For many scholars, this interplay is how we develop a sense of self-consciousness. We always stand in relation to the other free-agents and they are always spatially and perceptually in relation to us. We ultimately determine our own selves and our value through our relational interaction with other people. The biggest proponent of this type of theory was the 18th century German philosopher Hegel, who foremost claimed that we gain self-consciousness only by interacting with autonomous subjects. In the ‘Phenomenology of Spirit’ he states; ‘Self-consciousness exists in itself and for itself, in that, and by the fact that it exists for another self-consciousness; that is to say, it is only by being acknowledged or ‘recognized’’. For Hegel, this formation of the self is integral to our ethical and political lives and we continually depend on receiving and dishing out recognition. Even if someone seems as though they lie outside the system, who may even make it their goal to stand out from the crowd (remind you of that Emo phase of yours?), regardless they are still perceived in relation to this very crowd. Without the crowd made up of equally free agents, there would be no full conception of the self for Hegel. This interaction also presupposes a set of norms that we recognise others by, like a sort of check list that can vary from recognising human bodily form to other areas like skin colour that can lead to more pernicious outcomes. This begs the question, who designates these norms?
Within a particular socio-political context, people can become marginalised by certain institutionally or historically established norms or values, recognition can become inadequate which in turn causes misrecognition. This warped form of recognition dehumanises a subject, and strips them of their autonomy in the eyes of the other. The academic and author Franz Fanon describes being forced to profoundly question his own conception of selfhood on a regular basis because of the often-subtle gaze of racism. Hegel also addresses the often-brutal struggle for recognition in what he terms as the master/slave dialectic, whereby the master destroys the notion of mutual recognition with the slave. The establishment of exclusionary norms weighs in heavily on the discussion of facial recognition software used in policing because when using a rigid algorithm to determine recognisable criminality, certain factors need to be taken into account such as whether black people will be targeted far more because of arresting and sentencing biases or predominantly black mugshot databases for example.

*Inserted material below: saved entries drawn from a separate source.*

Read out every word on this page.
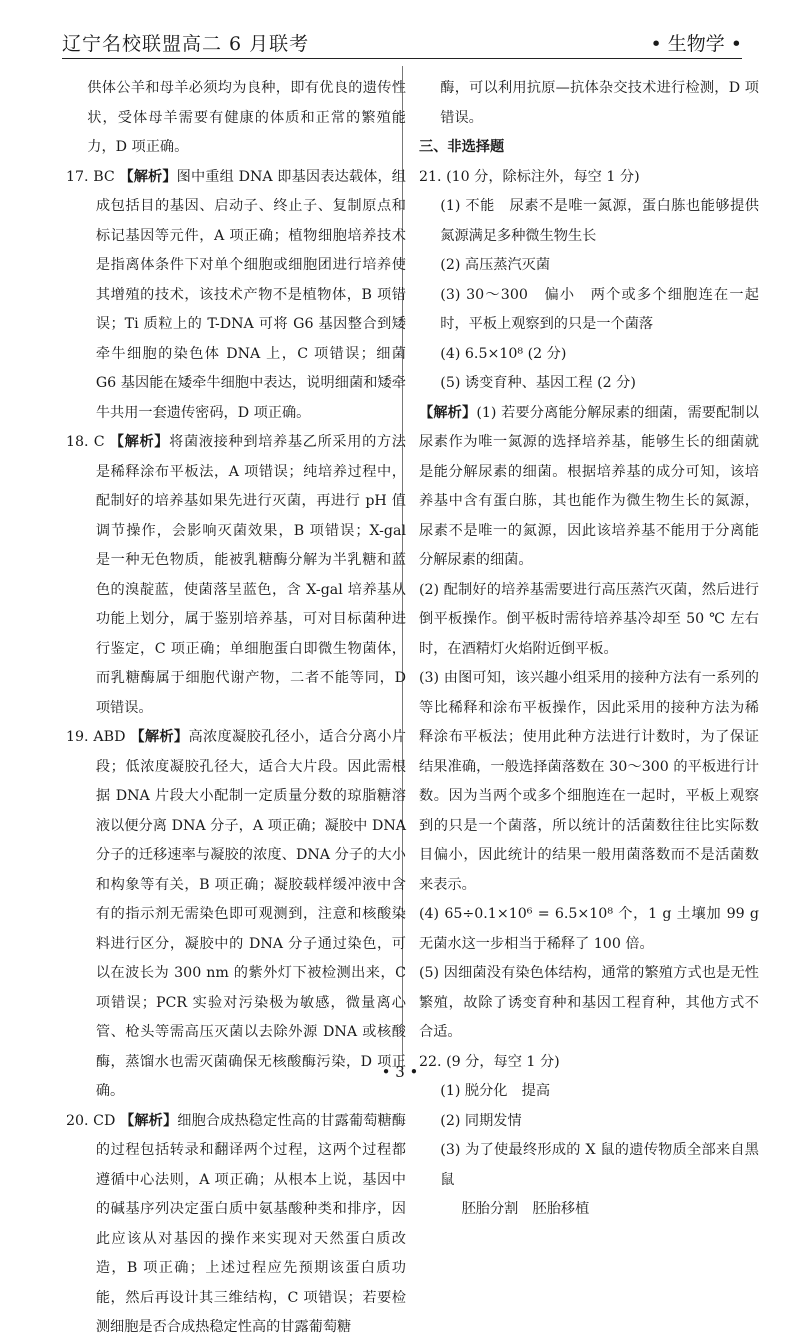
辽宁名校联盟高二 6 月联考	• 生物学 •

供体公羊和母羊必须均为良种，即有优良的遗传性状，受体母羊需要有健康的体质和正常的繁殖能力，D 项正确。

17. BC 【解析】图中重组 DNA 即基因表达载体，组成包括目的基因、启动子、终止子、复制原点和标记基因等元件，A 项正确；植物细胞培养技术是指离体条件下对单个细胞或细胞团进行培养使其增殖的技术，该技术产物不是植物体，B 项错误；Ti 质粒上的 T-DNA 可将 G6 基因整合到矮牵牛细胞的染色体 DNA 上，C 项错误；细菌 G6 基因能在矮牵牛细胞中表达，说明细菌和矮牵牛共用一套遗传密码，D 项正确。

18. C 【解析】将菌液接种到培养基乙所采用的方法是稀释涂布平板法，A 项错误；纯培养过程中，配制好的培养基如果先进行灭菌，再进行 pH 值调节操作，会影响灭菌效果，B 项错误；X-gal 是一种无色物质，能被乳糖酶分解为半乳糖和蓝色的溴靛蓝，使菌落呈蓝色，含 X-gal 培养基从功能上划分，属于鉴别培养基，可对目标菌种进行鉴定，C 项正确；单细胞蛋白即微生物菌体，而乳糖酶属于细胞代谢产物，二者不能等同，D 项错误。

19. ABD 【解析】高浓度凝胶孔径小，适合分离小片段；低浓度凝胶孔径大，适合大片段。因此需根据 DNA 片段大小配制一定质量分数的琼脂糖溶液以便分离 DNA 分子，A 项正确；凝胶中 DNA 分子的迁移速率与凝胶的浓度、DNA 分子的大小和构象等有关，B 项正确；凝胶载样缓冲液中含有的指示剂无需染色即可观测到，注意和核酸染料进行区分，凝胶中的 DNA 分子通过染色，可以在波长为 300 nm 的紫外灯下被检测出来，C 项错误；PCR 实验对污染极为敏感，微量离心管、枪头等需高压灭菌以去除外源 DNA 或核酸酶，蒸馏水也需灭菌确保无核酸酶污染，D 项正确。

20. CD 【解析】细胞合成热稳定性高的甘露葡萄糖酶的过程包括转录和翻译两个过程，这两个过程都遵循中心法则，A 项正确；从根本上说，基因中的碱基序列决定蛋白质中氨基酸种类和排序，因此应该从对基因的操作来实现对天然蛋白质改造，B 项正确；上述过程应先预期该蛋白质功能，然后再设计其三维结构，C 项错误；若要检测细胞是否合成热稳定性高的甘露葡萄糖

酶，可以利用抗原—抗体杂交技术进行检测，D 项错误。

三、非选择题

21. (10 分，除标注外，每空 1 分)

(1) 不能　尿素不是唯一氮源，蛋白胨也能够提供氮源满足多种微生物生长

(2) 高压蒸汽灭菌

(3) 30～300　偏小　两个或多个细胞连在一起时，平板上观察到的只是一个菌落

(4) 6.5×10⁸ (2 分)

(5) 诱变育种、基因工程 (2 分)

【解析】(1) 若要分离能分解尿素的细菌，需要配制以尿素作为唯一氮源的选择培养基，能够生长的细菌就是能分解尿素的细菌。根据培养基的成分可知，该培养基中含有蛋白胨，其也能作为微生物生长的氮源，尿素不是唯一的氮源，因此该培养基不能用于分离能分解尿素的细菌。

(2) 配制好的培养基需要进行高压蒸汽灭菌，然后进行倒平板操作。倒平板时需待培养基冷却至 50 ℃ 左右时，在酒精灯火焰附近倒平板。

(3) 由图可知，该兴趣小组采用的接种方法有一系列的等比稀释和涂布平板操作，因此采用的接种方法为稀释涂布平板法；使用此种方法进行计数时，为了保证结果准确，一般选择菌落数在 30～300 的平板进行计数。因为当两个或多个细胞连在一起时，平板上观察到的只是一个菌落，所以统计的活菌数往往比实际数目偏小，因此统计的结果一般用菌落数而不是活菌数来表示。

(4) 65÷0.1×10⁶ = 6.5×10⁸ 个，1 g 土壤加 99 g 无菌水这一步相当于稀释了 100 倍。

(5) 因细菌没有染色体结构，通常的繁殖方式也是无性繁殖，故除了诱变育种和基因工程育种，其他方式不合适。

22. (9 分，每空 1 分)

(1) 脱分化　提高

(2) 同期发情

(3) 为了使最终形成的 X 鼠的遗传物质全部来自黑鼠

胚胎分割　胚胎移植

• 3 •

At the moment, tech companies are rushing to fill the demand for these sort of ‘antibias’ and ‘recognition’ tools which are based on algorithms and machine learning, a shocking example of this is when in 2016, researchers at a Chinese university claimed they had trained an algorithm to distinguish criminal from noncriminal portraits, through the analyses of particular micro facial features. This poses the threat of other huge companies such as IBM and Amazon creating technology that allows them to make similarly sweeping statements about criminality based upon recognisable physical traits. The question that this situation leaves us with is whether socially constructed institutions can commit acts of general misrecognition, as non-material bodies like the state, the police, and the law can radically alter a subject’s notion of the self and the self’s relationship with the social world.